Ida B. Wells: The Mother of the American Human Rights Movement

Ida B. Wells’s life has intriguing ties to Rosa Parks, Harriet Tubman, Frederick Douglass, Susan B. Anthony, President William McKinley, Booker T. Washington, Duke of Argyll and Sir John Gorst. She was a journalist who wrote about human rights and had a clear understanding about her rights as a woman. This presentation highlights her fearless campaign to realize the most significant contribution to the investigation and avocation against human lynchings. Yet, she is unknown to most people of this generation.

Speakers Expertise:

Dr. C. Sade Turnipseed is an internationally respected public historian whose work centers the Mississippi Delta as America’s original Cotton Kingdom and a foundational site of African American history, culture, and resistance.
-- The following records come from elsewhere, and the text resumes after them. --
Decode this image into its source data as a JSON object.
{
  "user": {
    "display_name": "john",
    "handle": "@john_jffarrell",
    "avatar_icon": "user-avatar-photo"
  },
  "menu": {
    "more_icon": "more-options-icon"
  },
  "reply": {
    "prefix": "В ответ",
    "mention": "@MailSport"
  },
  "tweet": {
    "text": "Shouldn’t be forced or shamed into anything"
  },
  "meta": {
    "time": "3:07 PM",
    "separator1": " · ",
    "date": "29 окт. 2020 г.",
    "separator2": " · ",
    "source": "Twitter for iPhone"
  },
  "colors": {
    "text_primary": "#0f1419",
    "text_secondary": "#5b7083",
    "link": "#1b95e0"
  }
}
Named Mississippi Institutions of Higher Learning Educator of the Year, she is widely recognized for translating rigorous scholarship into accessible public humanities programming. Dr. Turnipseed’s research explores Black labor, freedom-making traditions, music, memory, and civic courage. She is the author of LIL B: and His Tale of Survival and Field Hollers and Freedom Songs, and serves as Executive Director of Khafre, Inc., a Mississippi Delta–based nonprofit dedicated to establishing a national monument honoring the Cotton Pickers of the American South. Her lectures invite audiences to engage Mississippi history through inclusive storytelling, truth-telling, and shared reflection.